In his cell in B-Two he met a kid named Jel. Jel was in for burglary, and hated the screws as much as Razor. They got along really well, and decided to et revenge on the screws for their treatment. One night, when a screw that the prisoners just called Hitler was passing by their cell, they threw a bag filled with human feces at his head. He was hit, but didn't know who had done it. The screws tried to find out who had done it, but nobody confessed. A few weeks later, after the commotion had died down, they did it again. This time, they were caught by the screws and sentenced to a week of solitary each.

A few weeks later, he attempted to escape Latchmere House. He failed, and was brought to trial on escape charges. He jokingly used the Geneva Convention do defend his actions, citing a number of newspaper articles about the "War on Crime". He stated that if there was a war on crime, he was clearly a soldier in the criminal army who had been imprisoned during said war. His defense failed due to the fact that the criminal under ground is, at best, a terrorist organization but definitely not an opposing state. Also, there was no declaration of war. While the judge thought that the defense had been very clever and amusing, he had to rule in favor of the prison. Razor stated: "That was it. I had won a battle but lost the war, a war that the prosecution could prove did not exist." Shortly after this, Razor was sent to the Old Bailey.

Razor was proud to have made it to the Old Bailey at such a young age. It was a legendary court, where all the high profile and hardened criminals get tried. He reached it at the age of 16. He was expecting a nine month sentence. He got three years. He served his sentence at Ashford, a large, rundown prison. On the first day, he was awakened at seven for breakfast. He was still tired, and gave the screw a volley of verbal abuse. The screw told him that he would get himself in trouble if he continued to act that way, to which Razor replied, "Yeah? What are you going to do, then? Put me in a fucking prison?"

Razor found out a week after his arrival that Jel had been sent to Ashford as well, with the same sentence of three years. They met up with another kid, Tony, in for theft and burglary, who had come from Latchmere, and together they earned the respect of the other prisoners.
Once, they demanded to be let into the exercise yard for a game of football. This was unheard of, but they threatened to go on a hunger strike if they were not allowed to. The screws had no choice but to let them play.

Later that month, Razor, Jel, and Tony heard that three boys were being sent to Ashford on rape charges. Rapists are not well accepted in prison. In fact, they are generally abused by the rest of the prison population, as they deserve. This was exactly what Razor and his friends were planning on doing.
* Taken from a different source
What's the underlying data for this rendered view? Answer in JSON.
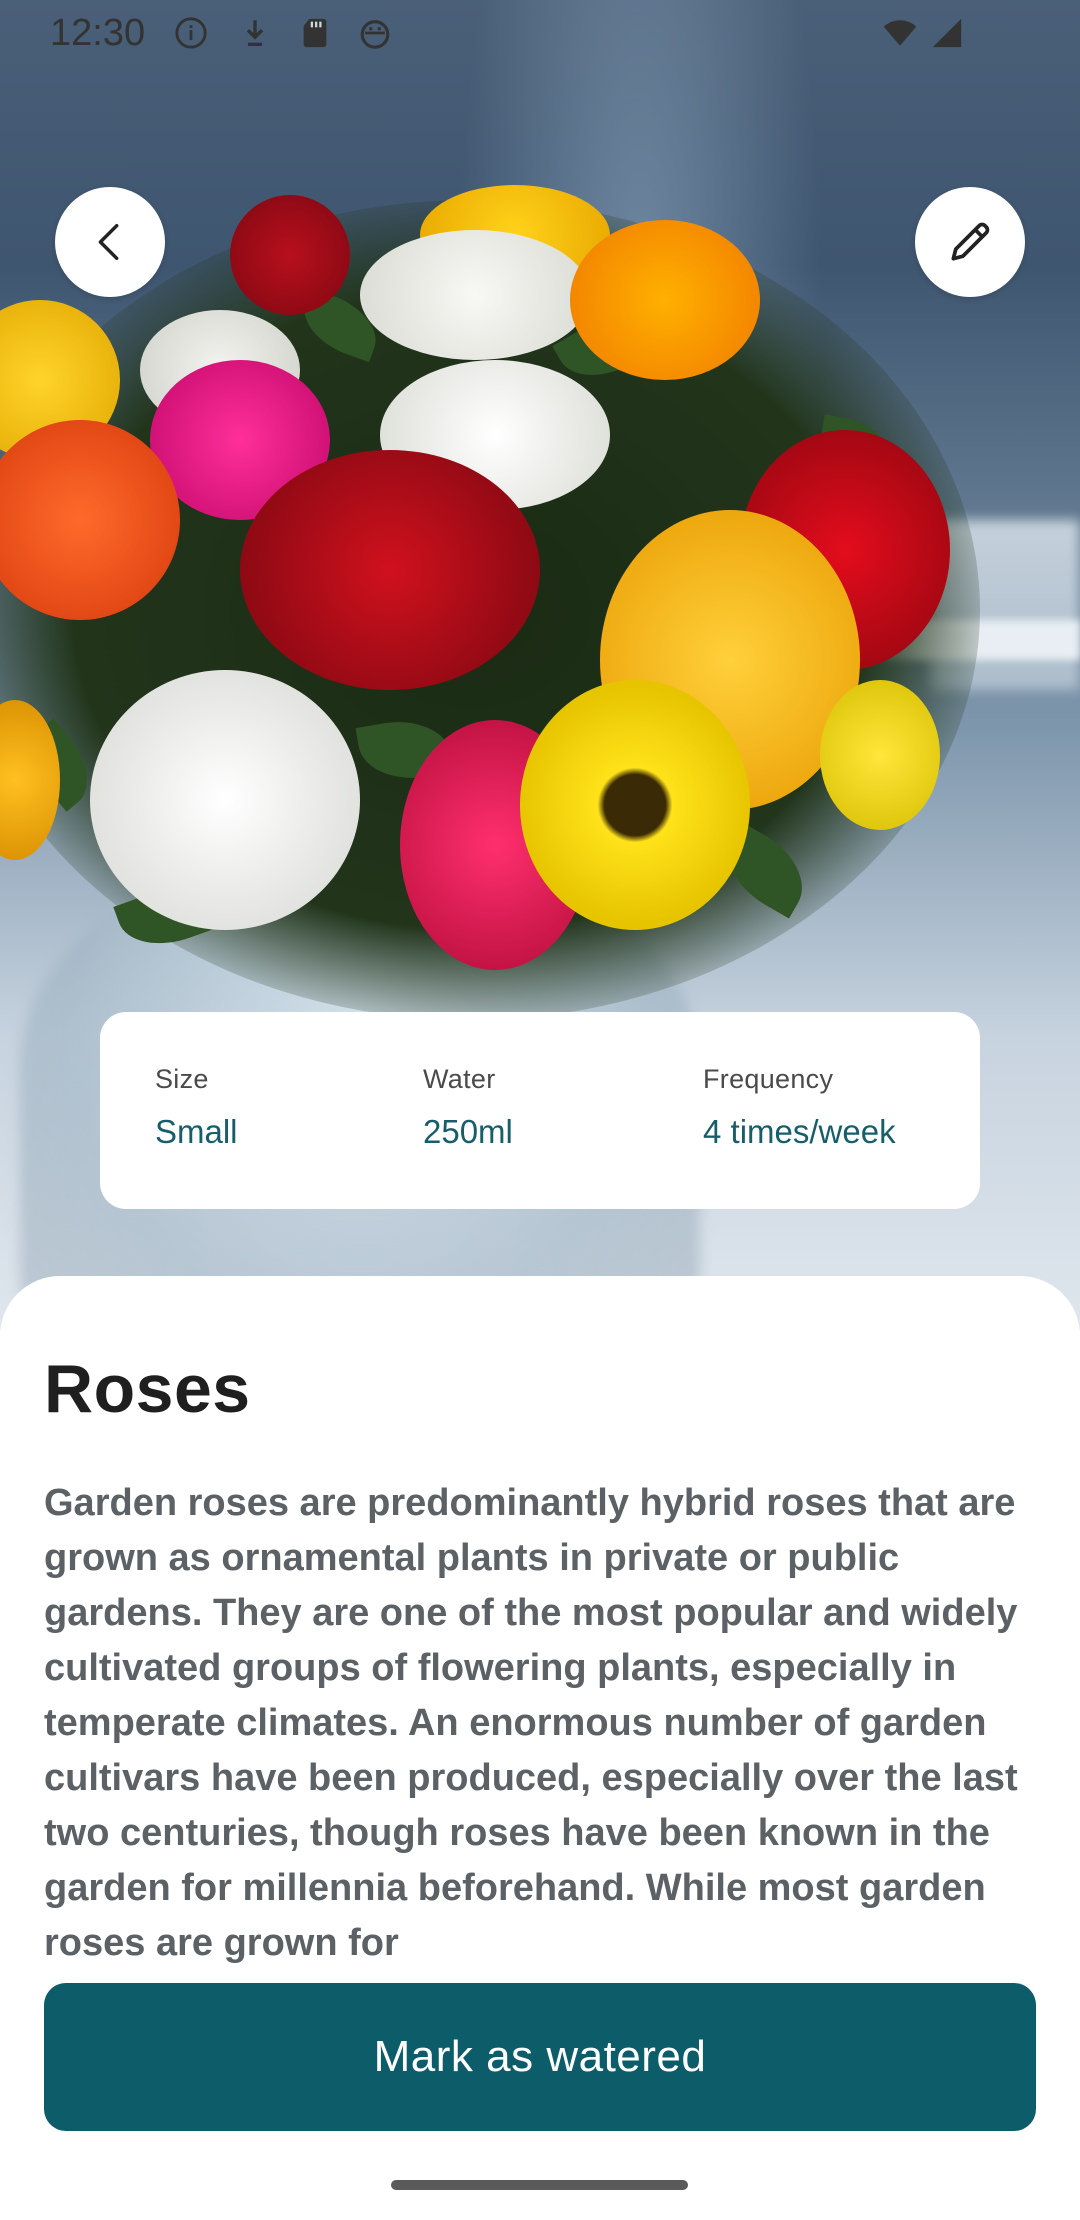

When the rapists arrived they were abused at every opportunity.

Thursday, October 25, 2007

Week 4 Part 1

In the final paragraph on page 482 of A Few Kind Words And a Loaded Gun, after Razor has been sentenced to life in prison, he states, "I have spent my life carefully fashioning the chains that now bind me." This quote shows that the understands that he is responsible for what happened to him. He accepts that his sentence is his own fault.